Second-hand car finance provider S&U (LON: SUS) is set to enter the electric vehicle market. This should give it a head start over most of its competitors.
The Advantage Finance subsidiary is currently reviewing the electric vehicle market and is likely to at least dip its toe in the market in the near future. Management is aware that this will eventually become a major component of the second-hand car market. The prices of electric cars have reduced over the years and that means they have come down to the normal level of Advantage loans.
The resilience of electric batteries is one of the things that needs to be taken into account when making loans. Many electric vehicles have a separate warranty for the battery, but the length of time can vary. Replacing a battery that does not keep its charge is costly.
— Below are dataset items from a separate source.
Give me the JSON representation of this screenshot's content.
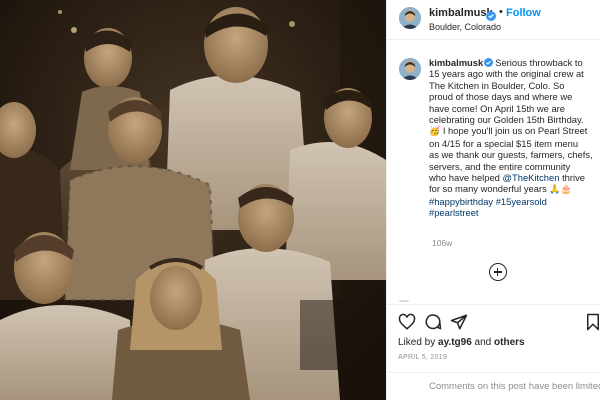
{
  "header": {
    "username": "kimbalmusk",
    "follow_label": "Follow",
    "separator": "•",
    "location": "Boulder, Colorado"
  },
  "caption": {
    "username": "kimbalmusk",
    "lines": [
      "Serious throwback to",
      "15 years ago with the original crew at",
      "The Kitchen in Boulder, Colo. So",
      "proud of those days and where we",
      "have come! On April 15th we are",
      "celebrating our Golden 15th Birthday.",
      "I hope you'll join us on Pearl Street",
      "on 4/15 for a special $15 item menu",
      "as we thank our guests, farmers, chefs,",
      "servers, and the entire community",
      "who have helped",
      "thrive",
      "for so many wonderful years",
      "#happybirthday #15yearsold",
      "#pearlstreet"
    ],
    "mention": "@TheKitchen",
    "emoji_party": "🥳",
    "emoji_pray": "🙏",
    "emoji_cake": "🎂",
    "time_ago": "106w"
  },
  "actions": {
    "liked_prefix": "Liked by",
    "liked_user": "ay.tg96",
    "liked_and": "and",
    "liked_others": "others",
    "date": "APRIL 5, 2019",
    "comments_limited": "Comments on this post have been limited."
  },
  "icons": {
    "verified": "verified-badge-icon",
    "like": "heart-icon",
    "comment": "comment-icon",
    "share": "paper-plane-icon",
    "save": "bookmark-icon",
    "load_more": "plus-circle-icon"
  },
  "colors": {
    "link_blue": "#0095f6",
    "hashtag": "#00376b",
    "muted": "#8e8e8e",
    "text": "#262626"
  }
}
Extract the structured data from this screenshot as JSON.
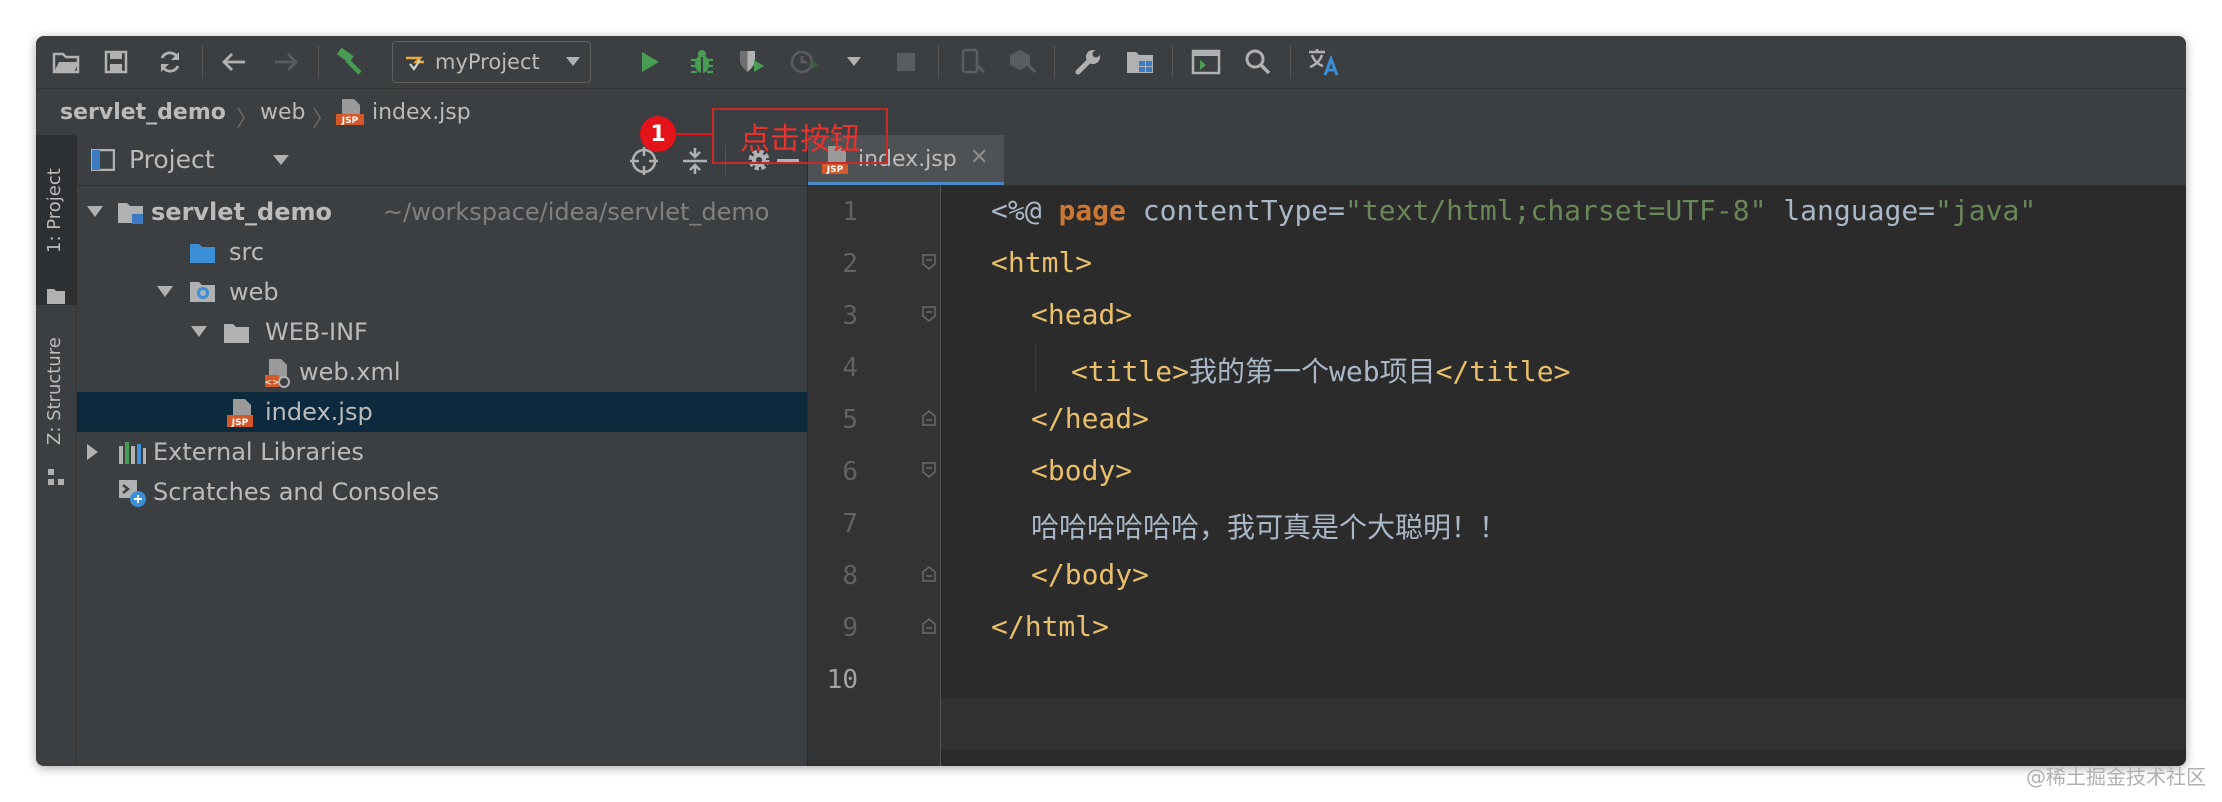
{
  "toolbar": {
    "run_config_label": "myProject"
  },
  "breadcrumb": [
    "servlet_demo",
    "web",
    "index.jsp"
  ],
  "side_tabs": {
    "project": "1: Project",
    "structure": "Z: Structure"
  },
  "project_panel": {
    "title": "Project",
    "tree": [
      {
        "label": "servlet_demo",
        "sub": "~/workspace/idea/servlet_demo"
      },
      {
        "label": "src"
      },
      {
        "label": "web"
      },
      {
        "label": "WEB-INF"
      },
      {
        "label": "web.xml"
      },
      {
        "label": "index.jsp"
      },
      {
        "label": "External Libraries"
      },
      {
        "label": "Scratches and Consoles"
      }
    ]
  },
  "editor": {
    "tab_label": "index.jsp",
    "line_numbers": [
      "1",
      "2",
      "3",
      "4",
      "5",
      "6",
      "7",
      "8",
      "9",
      "10"
    ],
    "code": {
      "l1_a": "<%@ ",
      "l1_kw": "page",
      "l1_attr1": " contentType=",
      "l1_val1": "\"text/html;charset=UTF-8\"",
      "l1_attr2": " language=",
      "l1_val2": "\"java\"",
      "l2": "<html>",
      "l3": "<head>",
      "l4_open": "<title>",
      "l4_text": "我的第一个web项目",
      "l4_close": "</title>",
      "l5": "</head>",
      "l6": "<body>",
      "l7": "哈哈哈哈哈哈，我可真是个大聪明！！",
      "l8": "</body>",
      "l9": "</html>"
    }
  },
  "annotation": {
    "number": "1",
    "text": "点击按钮"
  },
  "watermark": "@稀土掘金技术社区",
  "colors": {
    "accent": "#4a88c7",
    "run": "#499c54",
    "annotation": "#e5131a",
    "tag": "#e8bf6a",
    "keyword": "#cc7832",
    "string": "#6a8759"
  },
  "icons": [
    "open-folder-icon",
    "save-icon",
    "sync-icon",
    "back-icon",
    "forward-icon",
    "build-hammer-icon",
    "run-config-icon",
    "run-icon",
    "debug-icon",
    "coverage-icon",
    "profile-icon",
    "stop-icon",
    "device-icon",
    "sdk-icon",
    "wrench-icon",
    "project-structure-icon",
    "terminal-icon",
    "search-icon",
    "translate-icon"
  ]
}
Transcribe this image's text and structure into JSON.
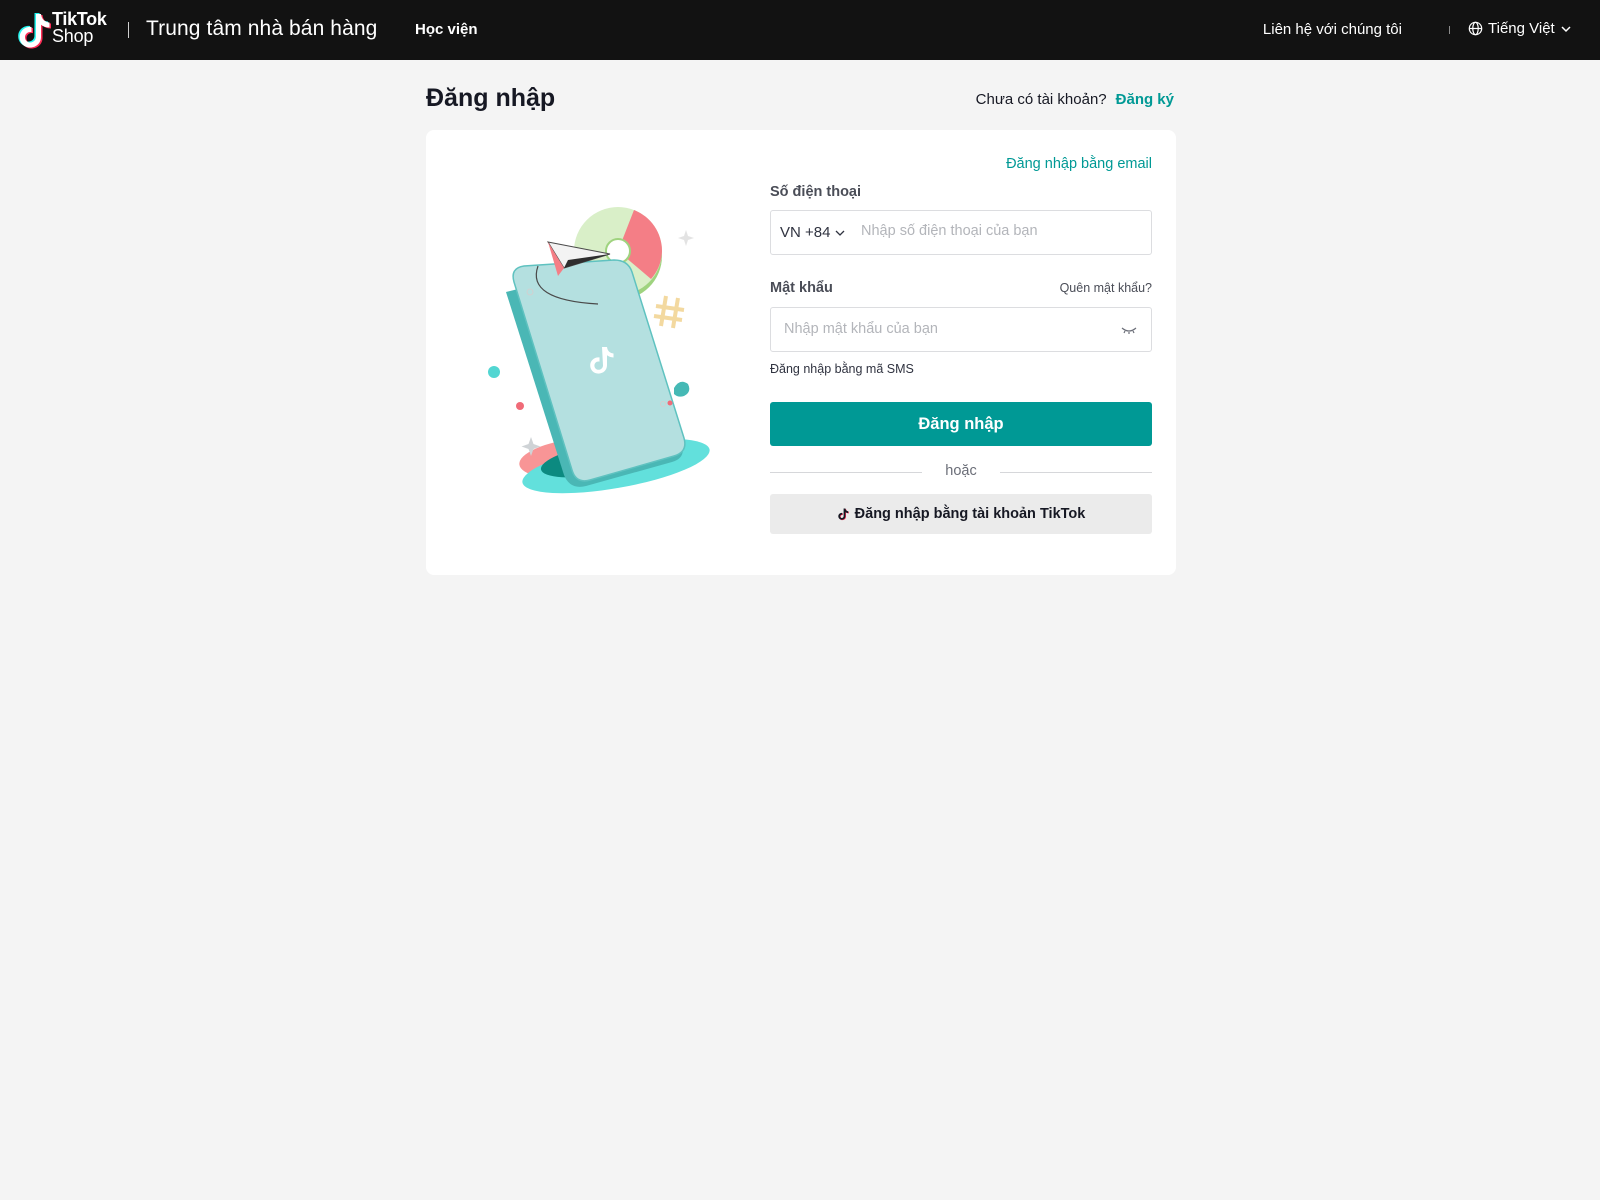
{
  "header": {
    "logo_line1": "TikTok",
    "logo_line2": "Shop",
    "site_title": "Trung tâm nhà bán hàng",
    "nav_academy": "Học viện",
    "contact": "Liên hệ với chúng tôi",
    "language": "Tiếng Việt",
    "icons": {
      "logo": "tiktok-note-icon",
      "language": "globe-icon",
      "language_caret": "chevron-down-icon"
    }
  },
  "page": {
    "title": "Đăng nhập",
    "signup_question": "Chưa có tài khoản?",
    "signup_link": "Đăng ký"
  },
  "form": {
    "email_login_link": "Đăng nhập bằng email",
    "phone_label": "Số điện thoại",
    "country_code": "VN +84",
    "phone_placeholder": "Nhập số điện thoại của bạn",
    "password_label": "Mật khẩu",
    "forgot_password": "Quên mật khẩu?",
    "password_placeholder": "Nhập mật khẩu của bạn",
    "sms_login_link": "Đăng nhập bằng mã SMS",
    "login_button": "Đăng nhập",
    "or_text": "hoặc",
    "tiktok_login_button": "Đăng nhập bằng tài khoản TikTok",
    "icons": {
      "password_toggle": "eye-closed-icon",
      "country_caret": "chevron-down-icon",
      "tiktok_button": "tiktok-note-icon"
    }
  },
  "colors": {
    "topbar": "#121212",
    "background": "#f4f4f4",
    "accent": "#009995",
    "card": "#ffffff"
  }
}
Electric vehicles are going to be a small part of the business in the short-term but gaining early experience will help S&U understand the risks and how to balance them with the potential returns.
In the year to January 2021, revenues declined from £89.9m to £83.8m, but the key to the profit performance was the huge increase in impairment charge from £17.2m to £36.7m. Pre-tax profit fell from £35.1m to £18.1m.
This reflects Covid-19 uncertainty and a cautious approach. Loan quality standards remain high and cash collection is improving.
Activity levels in car finance have been lower, and this will have a greater effect on this year’s revenues. Fourth quarter volumes had returned to 80% of the original budget level. The number of loans advanced was 15,589, compared with 23,334 in the previous 12 months, although the average value was 3% higher at £6,581. Annual net advances fell from £149m to £102.6m.
Net receivables from car finance were £246.8m at the end of January 2021. Fewer than 3,000 clients are currently on a payment holiday.
Activity levels do appear to be improving and they will be helped by the further easing of lockdown. Investment in digital will help to make it easier for clients to apply for loans.
Aspen Bridging remains a relatively immature business, but the increased activity in the property sector in the second half meant that gross lending increased from £31.3m to £43.5m last year. The profit contribution fell from £1.2m to £800,000, but nearly all that profit was in the second half after a Covid-19 hit first half.
Applications for residential loans are running at record levels and this part of the business should make further progress this year.
S&U has been approved as a CBILS lender so these loans will be backed by government guarantees, but they will be assessed in the same way as any of the other loans.
Group net debt reduced from £117.8m to £98.8m, partly reflecting the lower trading volumes. That was achieved after paying £13m in dividends.
The final dividend of 43p a share takes the total to 90p a share, which is less than the 2019-20 total of 120p a share. It does provide a base from which S&U can grow the dividend again. It provides a yield of 3.9%.
Revenues may improve slightly this year, but it is the level of reduction in the impairment charge that is likely to have a greater effect on profit. There should still be a bounce back in profit and it could be getting nearer to 2019-20 levels in two years.
At £22.80, the shares are probably trading on less than 15 times prospective 2021-22 earnings. The yield is attractive, and the dividend should grow faster than inflation even though management is likely to improve the level of earnings cover from the current 1.3 times.
Motor finance volumes could be back to previous budget levels by the end of this month. Property bridging loans demand remains high.
There is potential improvement thanks to recovering markets and longer-term potential from second hand electric vehicles finance as they become a greater proportion of the cars on the road.